Donnerstag, 6. April 2017

Meine grösste Herausforderung || Das Experiment Teil III

Als Fleischliebhaberin einen ganzen Monat auf Wurstwaren und Fleisch zu verzichten: Ich habe diesen Schritt gewagt! Du durftest mir via Instagram und Facebook Fragen zu meiner persönlichen Challenge stellen und heute folgt der dritte und letzte Teil dieser Serie. Ich wünsche dir gute Unterhaltung!



Welche Sorte hat dir am meisten gefehlt?
Diese Frage ist ganz einfach zu beantworten und jeder, der mich persönlich gut kennt, würde dir die gleiche Antwort liefern: Pouletflügeli :-)

Wurde es irgendwann einfacher zu verzichten?
Definitiv ja. Der Mensch ist ein Gewohnheitstier. Man sagt, dass es für eine Umgewöhnung, egal welcher Art, ungefähr 20-30 Tage dauert. Die ersten drei Tage waren die härtesten, danach wurde es einfacher und mit der Zeit schon fast "normal". Die letzten zwei Tage der Challenge erlebte ich erneut als hart, aber nur, weil ich wusste, dass ich bald wieder Fleisch essen können werde und ich mich sehr darauf freute.

Was gab es als erstes nach der bestandenen Challenge?
Wienerli :-) Am ersten Morgen nach der Challenge gönnte ich mir ein Paar Wienerli mit Brot. Diese hatte ich mir am Abend zuvor bewusst gekauft.

Findest du Fleisch nach wie vor so toll wie vorher? 
Ich weiss nicht genau, ob es ums Fleisch allgemein geht; also mit allen Nebeneffekten des Fleischkonsums oder alleine um die Vorliebe für Fleisch. Aber ja, ich liebe Fleisch nach wie vor sehr.

Haben sich deine Erwartungen bewahrheitet?
Jein. Ich hatte erwartet, dass ich die Challenge kaum durchstehen können werde und sicherlich 28 Tage zu leiden hätte. Aber dies war überhaupt nicht der Fall. Zum Glück! Zudem hätte ich erwartet, dass ich körperliche Veränderungen wahrnehmen würde, denn viele Vegis oder Veganer erzählten mir davon, dass sie plötzlich unglaublich viel mehr Energie gehabt hätten usw. Wie du bereits in den Blogposts 1 und 2 erfahren konntest, war dies bei mir kaum der Fall, obwohl ich dies erwartet hätte.
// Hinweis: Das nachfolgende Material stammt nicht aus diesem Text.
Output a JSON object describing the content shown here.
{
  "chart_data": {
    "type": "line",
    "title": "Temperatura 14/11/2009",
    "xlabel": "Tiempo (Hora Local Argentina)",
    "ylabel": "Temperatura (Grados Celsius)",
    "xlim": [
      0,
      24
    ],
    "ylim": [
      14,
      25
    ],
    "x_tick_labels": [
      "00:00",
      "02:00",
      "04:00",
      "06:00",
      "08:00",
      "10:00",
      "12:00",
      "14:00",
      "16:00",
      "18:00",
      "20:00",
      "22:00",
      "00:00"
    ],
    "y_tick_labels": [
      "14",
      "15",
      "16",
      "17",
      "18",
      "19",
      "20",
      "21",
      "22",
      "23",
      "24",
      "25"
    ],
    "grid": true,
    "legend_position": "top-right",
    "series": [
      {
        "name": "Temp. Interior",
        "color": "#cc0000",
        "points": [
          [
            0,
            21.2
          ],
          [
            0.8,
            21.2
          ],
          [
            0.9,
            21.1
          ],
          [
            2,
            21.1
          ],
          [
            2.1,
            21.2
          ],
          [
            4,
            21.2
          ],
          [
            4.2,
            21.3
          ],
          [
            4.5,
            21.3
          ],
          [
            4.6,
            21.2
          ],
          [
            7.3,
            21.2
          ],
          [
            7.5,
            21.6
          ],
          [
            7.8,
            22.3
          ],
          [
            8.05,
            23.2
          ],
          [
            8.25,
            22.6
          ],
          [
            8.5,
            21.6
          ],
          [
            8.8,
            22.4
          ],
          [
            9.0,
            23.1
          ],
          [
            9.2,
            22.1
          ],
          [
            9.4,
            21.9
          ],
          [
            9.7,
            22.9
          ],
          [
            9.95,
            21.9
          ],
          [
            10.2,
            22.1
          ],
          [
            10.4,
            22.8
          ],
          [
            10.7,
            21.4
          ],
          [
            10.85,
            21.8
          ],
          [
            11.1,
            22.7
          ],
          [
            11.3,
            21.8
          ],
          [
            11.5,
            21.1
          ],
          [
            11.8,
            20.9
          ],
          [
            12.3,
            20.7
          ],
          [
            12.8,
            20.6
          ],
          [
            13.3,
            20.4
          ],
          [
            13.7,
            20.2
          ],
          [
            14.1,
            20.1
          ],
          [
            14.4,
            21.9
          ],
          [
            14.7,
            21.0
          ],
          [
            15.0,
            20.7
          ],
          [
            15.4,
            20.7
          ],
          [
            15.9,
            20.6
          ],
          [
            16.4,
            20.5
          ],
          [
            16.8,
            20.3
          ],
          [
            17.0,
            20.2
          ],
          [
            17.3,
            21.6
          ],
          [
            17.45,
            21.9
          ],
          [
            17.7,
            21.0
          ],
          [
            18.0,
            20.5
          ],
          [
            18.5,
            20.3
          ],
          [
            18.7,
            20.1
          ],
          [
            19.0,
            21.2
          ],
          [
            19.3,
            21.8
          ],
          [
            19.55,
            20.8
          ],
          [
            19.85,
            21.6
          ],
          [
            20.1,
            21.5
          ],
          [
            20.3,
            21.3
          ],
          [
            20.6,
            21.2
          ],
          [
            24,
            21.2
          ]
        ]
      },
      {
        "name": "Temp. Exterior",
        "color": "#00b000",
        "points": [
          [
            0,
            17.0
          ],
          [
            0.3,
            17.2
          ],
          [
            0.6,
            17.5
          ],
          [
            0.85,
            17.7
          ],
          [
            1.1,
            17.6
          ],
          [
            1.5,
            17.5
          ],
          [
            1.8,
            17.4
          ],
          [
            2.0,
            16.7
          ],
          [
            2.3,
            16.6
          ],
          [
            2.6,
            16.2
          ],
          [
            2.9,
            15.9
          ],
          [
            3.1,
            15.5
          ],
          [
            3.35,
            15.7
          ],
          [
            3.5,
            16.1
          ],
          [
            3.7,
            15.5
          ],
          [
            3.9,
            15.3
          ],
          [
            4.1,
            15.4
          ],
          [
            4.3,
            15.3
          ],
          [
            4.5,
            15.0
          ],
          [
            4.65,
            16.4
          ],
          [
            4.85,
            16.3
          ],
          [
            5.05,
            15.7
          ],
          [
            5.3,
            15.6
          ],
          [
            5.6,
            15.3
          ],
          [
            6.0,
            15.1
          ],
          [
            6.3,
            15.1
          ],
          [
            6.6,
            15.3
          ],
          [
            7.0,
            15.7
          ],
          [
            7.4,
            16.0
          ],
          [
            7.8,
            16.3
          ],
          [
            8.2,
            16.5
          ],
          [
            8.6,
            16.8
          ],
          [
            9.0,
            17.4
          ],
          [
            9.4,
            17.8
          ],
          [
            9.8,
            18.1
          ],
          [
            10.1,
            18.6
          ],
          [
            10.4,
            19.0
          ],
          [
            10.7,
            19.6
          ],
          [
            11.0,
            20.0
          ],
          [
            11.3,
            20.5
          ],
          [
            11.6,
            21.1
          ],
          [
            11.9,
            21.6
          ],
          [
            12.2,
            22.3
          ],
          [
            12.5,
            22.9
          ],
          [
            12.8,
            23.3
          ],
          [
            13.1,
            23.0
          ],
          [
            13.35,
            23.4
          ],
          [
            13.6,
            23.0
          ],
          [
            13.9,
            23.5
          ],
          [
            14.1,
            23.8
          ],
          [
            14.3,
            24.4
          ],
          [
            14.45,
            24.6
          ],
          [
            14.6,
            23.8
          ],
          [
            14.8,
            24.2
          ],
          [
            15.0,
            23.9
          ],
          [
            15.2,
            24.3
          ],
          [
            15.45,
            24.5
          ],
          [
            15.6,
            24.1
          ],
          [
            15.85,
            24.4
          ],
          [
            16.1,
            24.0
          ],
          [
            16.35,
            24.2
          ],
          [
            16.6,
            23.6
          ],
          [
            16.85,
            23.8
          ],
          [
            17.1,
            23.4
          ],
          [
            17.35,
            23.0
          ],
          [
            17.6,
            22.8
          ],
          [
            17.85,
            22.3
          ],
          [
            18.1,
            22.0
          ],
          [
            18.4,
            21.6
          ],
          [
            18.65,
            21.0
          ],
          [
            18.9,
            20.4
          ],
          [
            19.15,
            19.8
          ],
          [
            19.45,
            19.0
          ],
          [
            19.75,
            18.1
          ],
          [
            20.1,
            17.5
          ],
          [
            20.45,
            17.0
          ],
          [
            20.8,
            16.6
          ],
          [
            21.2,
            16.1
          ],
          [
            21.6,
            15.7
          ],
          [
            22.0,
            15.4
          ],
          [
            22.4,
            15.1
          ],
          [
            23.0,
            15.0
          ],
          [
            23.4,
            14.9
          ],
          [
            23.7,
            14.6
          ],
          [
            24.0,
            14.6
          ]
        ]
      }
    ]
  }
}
Was hat sich für die Zukunft geändert?
Zuhause essen wir seit der Challenge nur noch 3-4 Mal pro Woche Fleisch. Im Vergleich zu vorher, als ich 12-14 Mal Fleisch oder Wurst konsumiert hatte, ist dies für mich persönlich ein Fortschritt. Zwar bin ich keine Vegetarierin, ich esse jedoch weniger und dafür bewusster Fleisch. Zudem achte ich noch viel mehr auf die Herkunft und die Tierhaltung des Fleisches, obwohl ich dies schon vorher getan hatte. Ich will aber ganz ehrlich sein: Es ist sehr schwierig, die genauen Unterschiede zwischen den verschiedenen Signeten der Tierhaltung zu verstehen. Beispielsweise war mir bis vor kurzem nicht bewusst, dass auch in biologischen Produktionsstätten die männlichen Küken geschreddert werden. Naiverweise hatte ich geglaubt, dass dies bei Bio-Produktionen nicht vorkommen kann. Wenn du informative und korrekte Quellen zu den verschiedenen Signeten und deren Hintergründen kennst, lass mich dies bitte unbedingt wissen.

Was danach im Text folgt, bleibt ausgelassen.